The Holly Jolly Theatre provides entertainment from magicians to dance troupes to those Funny Little People. High school choirs and girl scout troops carol at different buildings.
Guest Guides lead visitors in singing to the animals at Bears Grotto, Dolphin Underwater Viewing and Big Cats. The park is awash with lights and color; it reverberates with laughter and song.
As in most years, I volunteer to be a town crier. I get to wear a festive cape and Santa hat and carry bells to ring and welcome guests as they enter the park. Town criers answer logistics questions—where’s the bathroom, where’s the Elf Train, what time is the laser show, where’s the laser show, is the tram running, et al.
I used the zoo as a setting for my second book, The Lion Tamer: A Caged Death. The mystery was set in the spring at another well known event, The Whirl. Every year when I sign up to work Holiday Magic I consider setting another mystery at the zoo during this event. The open parts of the park are brimming with light but the off limit paths are dark and uninviting. My imagination could conceive of evil lurking on the edge of joy.
Then I work the event and meet the groups of people who plan their holiday season around visiting the zoo and singing to their favorite animal. I watch as a group of girls comes upon the costume character Frosty and burst into an unexpectedly good rendition of Frosty the Snowman. I marvel at the grins on their teen age faces as I offer to take a picture of them with Frosty.
After an evening in the park greeting families and directing them to events then later thanking people for attending and wishing them Happy Christmas I remember why I’ve never set a murder mystery during Holiday Magic. People are smiling, singing, thanking me for thanking them as they leave.
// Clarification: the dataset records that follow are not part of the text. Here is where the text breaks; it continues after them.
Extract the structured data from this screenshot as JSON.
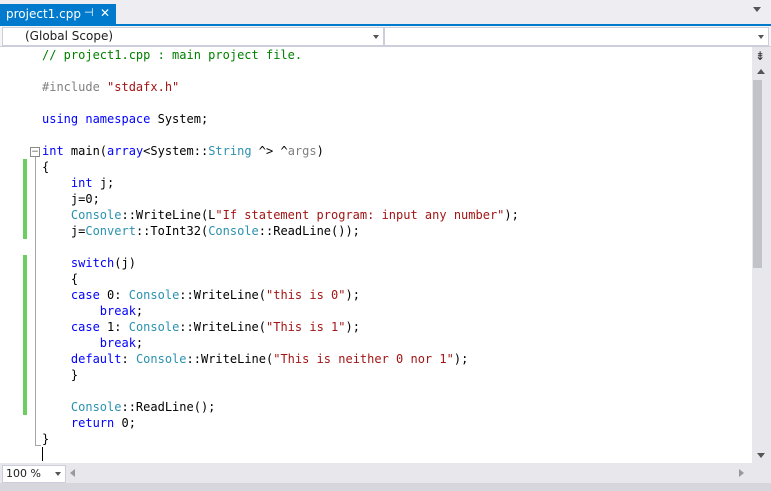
{
  "tab": {
    "title": "project1.cpp",
    "pin_glyph": "⊣",
    "close_glyph": "✕"
  },
  "navbar": {
    "scope": "(Global Scope)",
    "member": ""
  },
  "code_lines": [
    [
      {
        "t": "// project1.cpp : main project file.",
        "c": "cm"
      }
    ],
    [],
    [
      {
        "t": "#include ",
        "c": "pp"
      },
      {
        "t": "\"stdafx.h\"",
        "c": "st"
      }
    ],
    [],
    [
      {
        "t": "using namespace",
        "c": "kw"
      },
      {
        "t": " System;"
      }
    ],
    [],
    [
      {
        "t": "int",
        "c": "kw"
      },
      {
        "t": " main("
      },
      {
        "t": "array",
        "c": "kw"
      },
      {
        "t": "<System::"
      },
      {
        "t": "String",
        "c": "ty"
      },
      {
        "t": " ^> ^"
      },
      {
        "t": "args",
        "c": "pp"
      },
      {
        "t": ")"
      }
    ],
    [
      {
        "t": "{"
      }
    ],
    [
      {
        "t": "    "
      },
      {
        "t": "int",
        "c": "kw"
      },
      {
        "t": " j;"
      }
    ],
    [
      {
        "t": "    j=0;"
      }
    ],
    [
      {
        "t": "    "
      },
      {
        "t": "Console",
        "c": "ty"
      },
      {
        "t": "::WriteLine(L"
      },
      {
        "t": "\"If statement program: input any number\"",
        "c": "st"
      },
      {
        "t": ");"
      }
    ],
    [
      {
        "t": "    j="
      },
      {
        "t": "Convert",
        "c": "ty"
      },
      {
        "t": "::ToInt32("
      },
      {
        "t": "Console",
        "c": "ty"
      },
      {
        "t": "::ReadLine());"
      }
    ],
    [],
    [
      {
        "t": "    "
      },
      {
        "t": "switch",
        "c": "kw"
      },
      {
        "t": "(j)"
      }
    ],
    [
      {
        "t": "    {"
      }
    ],
    [
      {
        "t": "    "
      },
      {
        "t": "case",
        "c": "kw"
      },
      {
        "t": " 0: "
      },
      {
        "t": "Console",
        "c": "ty"
      },
      {
        "t": "::WriteLine("
      },
      {
        "t": "\"this is 0\"",
        "c": "st"
      },
      {
        "t": ");"
      }
    ],
    [
      {
        "t": "        "
      },
      {
        "t": "break",
        "c": "kw"
      },
      {
        "t": ";"
      }
    ],
    [
      {
        "t": "    "
      },
      {
        "t": "case",
        "c": "kw"
      },
      {
        "t": " 1: "
      },
      {
        "t": "Console",
        "c": "ty"
      },
      {
        "t": "::WriteLine("
      },
      {
        "t": "\"This is 1\"",
        "c": "st"
      },
      {
        "t": ");"
      }
    ],
    [
      {
        "t": "        "
      },
      {
        "t": "break",
        "c": "kw"
      },
      {
        "t": ";"
      }
    ],
    [
      {
        "t": "    "
      },
      {
        "t": "default",
        "c": "kw"
      },
      {
        "t": ": "
      },
      {
        "t": "Console",
        "c": "ty"
      },
      {
        "t": "::WriteLine("
      },
      {
        "t": "\"This is neither 0 nor 1\"",
        "c": "st"
      },
      {
        "t": ");"
      }
    ],
    [
      {
        "t": "    }"
      }
    ],
    [],
    [
      {
        "t": "    "
      },
      {
        "t": "Console",
        "c": "ty"
      },
      {
        "t": "::ReadLine();"
      }
    ],
    [
      {
        "t": "    "
      },
      {
        "t": "return",
        "c": "kw"
      },
      {
        "t": " 0;"
      }
    ],
    [
      {
        "t": "}"
      }
    ]
  ],
  "zoom": "100 %",
  "colors": {
    "accent": "#007acc",
    "changed": "#6bcf5f",
    "keyword": "#0000ff",
    "type": "#2b91af",
    "string": "#a31515",
    "comment": "#008000"
  }
}
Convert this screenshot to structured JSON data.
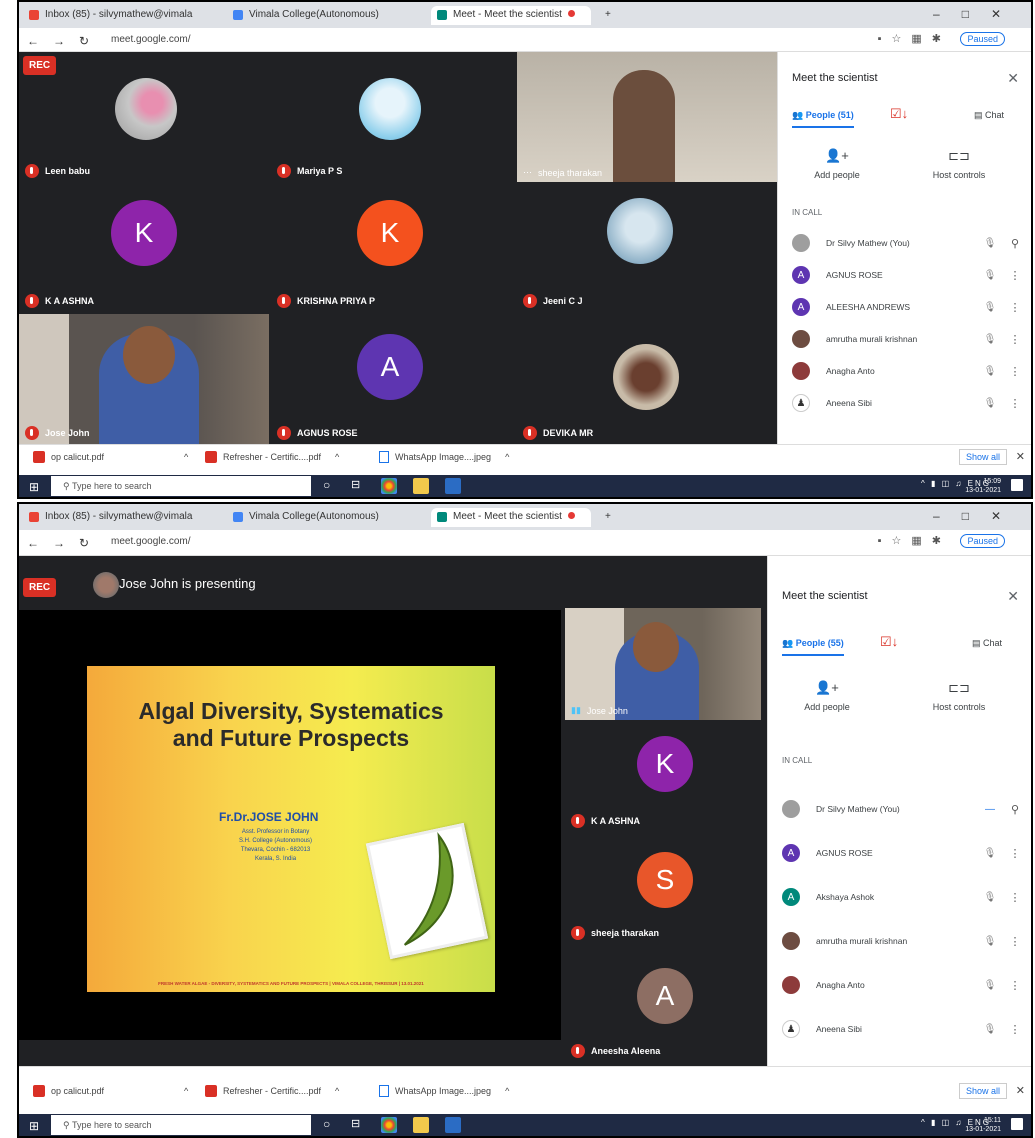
{
  "browser": {
    "tabs": [
      {
        "label": "Inbox (85) - silvymathew@vimala",
        "color": "#ea4335"
      },
      {
        "label": "Vimala College(Autonomous)",
        "color": "#4285f4"
      },
      {
        "label": "Meet - Meet the scientist",
        "color": "#00897b"
      }
    ],
    "url1": "meet.google.com/",
    "url2": "meet.google.com/",
    "profile": "Paused",
    "icon_names": [
      "back-icon",
      "forward-icon",
      "reload-icon",
      "star-icon",
      "extensions-icon"
    ]
  },
  "meet1": {
    "rec": "REC",
    "tiles": [
      {
        "name": "Leen babu"
      },
      {
        "name": "Mariya P S"
      },
      {
        "name": "sheeja tharakan"
      },
      {
        "name": "K A ASHNA",
        "initial": "K",
        "color": "#8e24aa"
      },
      {
        "name": "KRISHNA PRIYA P",
        "initial": "K",
        "color": "#f4511e"
      },
      {
        "name": "Jeeni C J"
      },
      {
        "name": "Jose John"
      },
      {
        "name": "AGNUS ROSE",
        "initial": "A",
        "color": "#5e35b1"
      },
      {
        "name": "DEVIKA MR"
      }
    ]
  },
  "panel1": {
    "title": "Meet the scientist",
    "people_tab": "People (51)",
    "chat_tab": "Chat",
    "add_people": "Add people",
    "host_controls": "Host controls",
    "in_call": "IN CALL",
    "people": [
      {
        "name": "Dr Silvy Mathew (You)",
        "initial": "",
        "color": "#9e9e9e"
      },
      {
        "name": "AGNUS ROSE",
        "initial": "A",
        "color": "#5e35b1"
      },
      {
        "name": "ALEESHA ANDREWS",
        "initial": "A",
        "color": "#5e35b1"
      },
      {
        "name": "amrutha murali krishnan",
        "initial": "",
        "color": "#6d4c41"
      },
      {
        "name": "Anagha Anto",
        "initial": "",
        "color": "#8d3b3b"
      },
      {
        "name": "Aneena Sibi",
        "initial": "",
        "color": "#ffffff"
      }
    ]
  },
  "downloads": {
    "items": [
      "op calicut.pdf",
      "Refresher - Certific....pdf",
      "WhatsApp Image....jpeg"
    ],
    "show_all": "Show all"
  },
  "taskbar": {
    "search": "Type here to search",
    "lang": "ENG",
    "time1": "15:09",
    "date1": "13-01-2021",
    "time2": "15:11",
    "date2": "13-01-2021"
  },
  "meet2": {
    "rec": "REC",
    "presenting": "Jose John is presenting",
    "slide": {
      "title_line1": "Algal Diversity, Systematics",
      "title_line2": "and Future Prospects",
      "presenter": "Fr.Dr.JOSE JOHN",
      "aff1": "Asst. Professor in Botany",
      "aff2": "S.H. College (Autonomous)",
      "aff3": "Thevara, Cochin - 682013",
      "aff4": "Kerala, S. India",
      "footer": "FRESH WATER ALGAE - DIVERSITY, SYSTEMATICS AND FUTURE PROSPECTS | VIMALA COLLEGE, THRISSUR | 13.01.2021"
    },
    "tiles": [
      {
        "name": "Jose John"
      },
      {
        "name": "K A ASHNA",
        "initial": "K",
        "color": "#8e24aa"
      },
      {
        "name": "sheeja tharakan",
        "initial": "S",
        "color": "#e8562a"
      },
      {
        "name": "Aneesha Aleena",
        "initial": "A",
        "color": "#8d6e63"
      }
    ]
  },
  "panel2": {
    "title": "Meet the scientist",
    "people_tab": "People (55)",
    "chat_tab": "Chat",
    "add_people": "Add people",
    "host_controls": "Host controls",
    "in_call": "IN CALL",
    "people": [
      {
        "name": "Dr Silvy Mathew (You)",
        "initial": "",
        "color": "#9e9e9e"
      },
      {
        "name": "AGNUS ROSE",
        "initial": "A",
        "color": "#5e35b1"
      },
      {
        "name": "Akshaya Ashok",
        "initial": "A",
        "color": "#00897b"
      },
      {
        "name": "amrutha murali krishnan",
        "initial": "",
        "color": "#6d4c41"
      },
      {
        "name": "Anagha Anto",
        "initial": "",
        "color": "#8d3b3b"
      },
      {
        "name": "Aneena Sibi",
        "initial": "",
        "color": "#ffffff"
      }
    ]
  }
}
Children are stopping to wish me a Merry Christmas; they’re telling me about all the things they did, showing me their crafts, relating how they sang to the Polar Bear cub, Hudson. How could I possibly mar the magic with murder?
Does anyone have ‘off limits’ topics? Anything you’re too close to or involved with to be able to turn it bleak or dark?
Once again, I glanced at the dark areas of the zoo and decided to leave them off the page of the magical season at Brookfield Zoo.
Luisa Buehler

Friday, December 5, 2008

Stormy (sometimes) Weather

At the risk of sounding like Jerry Seinfeld doing standup, I have to ask: What's with TV weather forecasters?

Why, oh why, do these men and women seem to take particular satisfaction in telling us of approaching misery? You know the drill. It starts with an on-air promo for the upcoming news that goes something like this: "Brace yourself for the biggest (pick one) blizzard, windstorm, deluge, heat wave...in years! Details at 10!"
Okay, so it's important to be forewarned of impending trouble. But so often it appears that the weather folks relish delivering gloomy news, and are crushed when the worst doesn't happen. Here's a recent example on a Chicago TV station.

All day, we heard about a big, really big, snowsorm bearing down on us. We braced, and braced...and the storm fizzled out, giving us only a dusting. When the weather guy came on, he was, to say the least, deflated. "It just sort of, well...fell apart," he told the audience dejectedly. "It...didn't materialize."

It was pathetic to watch. His dreams of five-foot drifts and massive traffic tieups had been dashed, at least for the present. Almost everybody in the Chicago area was happy that December night. Almost everybody.